А скоро произошло новое тяжкое событие — нас обокрали! Когда все мы были на торжественном вечере в честь Первомая, у нас стащили новенькие одеяла и простыни. Были, и нет их, как ветром сдуло.

Весь праздник испорчен. Явилась милиция. Стали вызывать всех подряд в кабинет директора и допрашивать.

Вызвали и меня. И выпытывали дольше других: почему я отлучался со спектакля? Зачем выбегал из зала?

Да, отлучался, выбегал. По просьбе нашей любимой учительницы Глафиры Ефимовны принёс, чтобы повесить на сцене, бабушкино полотенце, вышитое по-мордовски её рукой. Так торопился, что даже сундучок не закрыл. Полотенце очень понравилось учительнице. Она взяла его показать для образчика, чтобы ещё такое же вышили.
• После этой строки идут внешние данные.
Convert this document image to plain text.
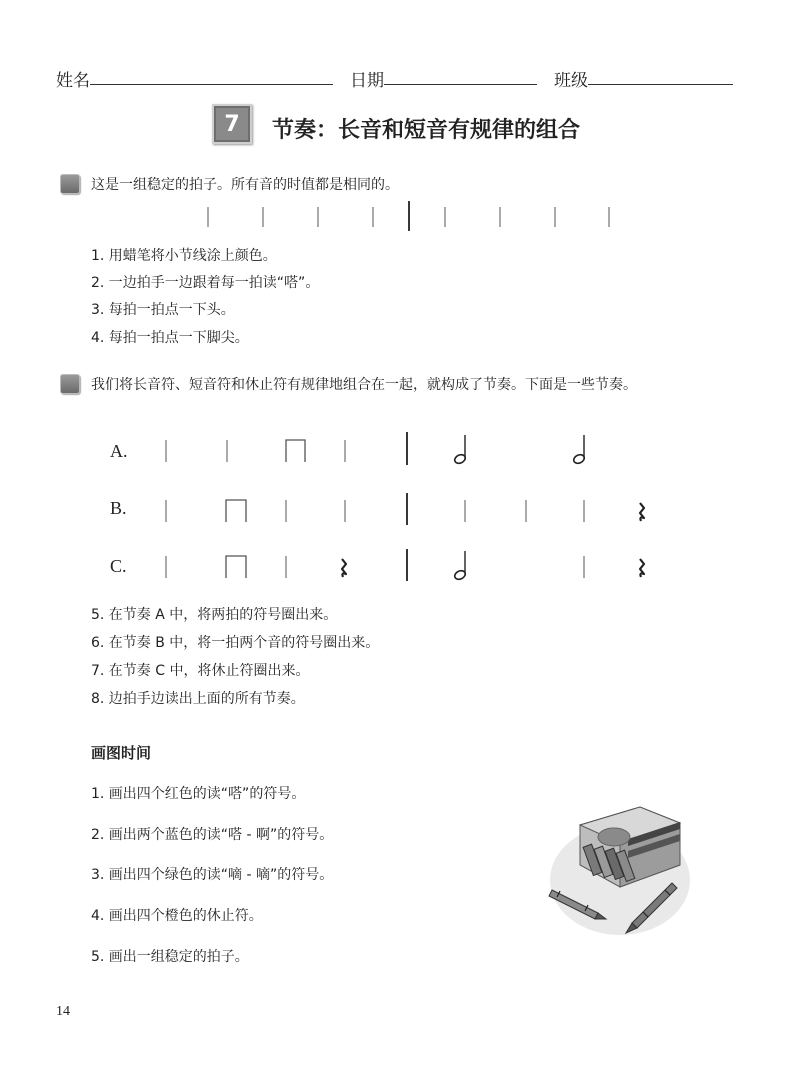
姓名	日期	班级
7	节奏：长音和短音有规律的组合
这是一组稳定的拍子。所有音的时值都是相同的。
1. 用蜡笔将小节线涂上颜色。
2. 一边拍手一边跟着每一拍读“嗒”。
3. 每拍一拍点一下头。
4. 每拍一拍点一下脚尖。
我们将长音符、短音符和休止符有规律地组合在一起，就构成了节奏。下面是一些节奏。
A.
B.
C.
5. 在节奏 A 中，将两拍的符号圈出来。
6. 在节奏 B 中，将一拍两个音的符号圈出来。
7. 在节奏 C 中，将休止符圈出来。
8. 边拍手边读出上面的所有节奏。
画图时间
1. 画出四个红色的读“嗒”的符号。
2. 画出两个蓝色的读“嗒 - 啊”的符号。
3. 画出四个绿色的读“嘀 - 嘀”的符号。
4. 画出四个橙色的休止符。
5. 画出一组稳定的拍子。
14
— А когда ты забегал в спальню, не заметил, были или не были там на кроватях одеяла?

— Не заметил! Очень торопился.

Позвали Андрона, он тоже отлучался из зала. Конопач не стал дожидаться, когда его спросят. Сам первый буркнул, опустив глаза:

— А вы загляните в его сундучок.

Милиционеры переглянулись. Один остался в кабинете, а другой вместе с учительницей пошёл заглянуть в мой сундучок. Вернулись скоро. Милиционер держал в руках простыню, лицо учительницы было бледней простыни…

— Ну вот и улика, — сказал милиционер. — Теперь простыня обнаружена. Говори, где одеяла? Кто их у тебя из окна перенял? Кто подъезжал на тележке?

Я так и закачался, словно меня ударили чем-то тяжёлым. Мимо наших окон проезжал на тележке на станцию дядя Миша-солдат. Мы увидели друг друга, и он крикнул: «К тёте Надие на Первомай еду! Жди, Саша, возьмём тебя на каникулы!»

Милиционер взял меня за плечо:

— Ну говори, признавайся!

А что я мог сказать? Бросить подозрение на дядю? Нет, я ни на кого не ябедничал. У меня потемнело в глазах. Я закрыл веки и молчал.

Было так тихо, что я слышал, как скрипело перо по бумаге: милиционер писал протокол.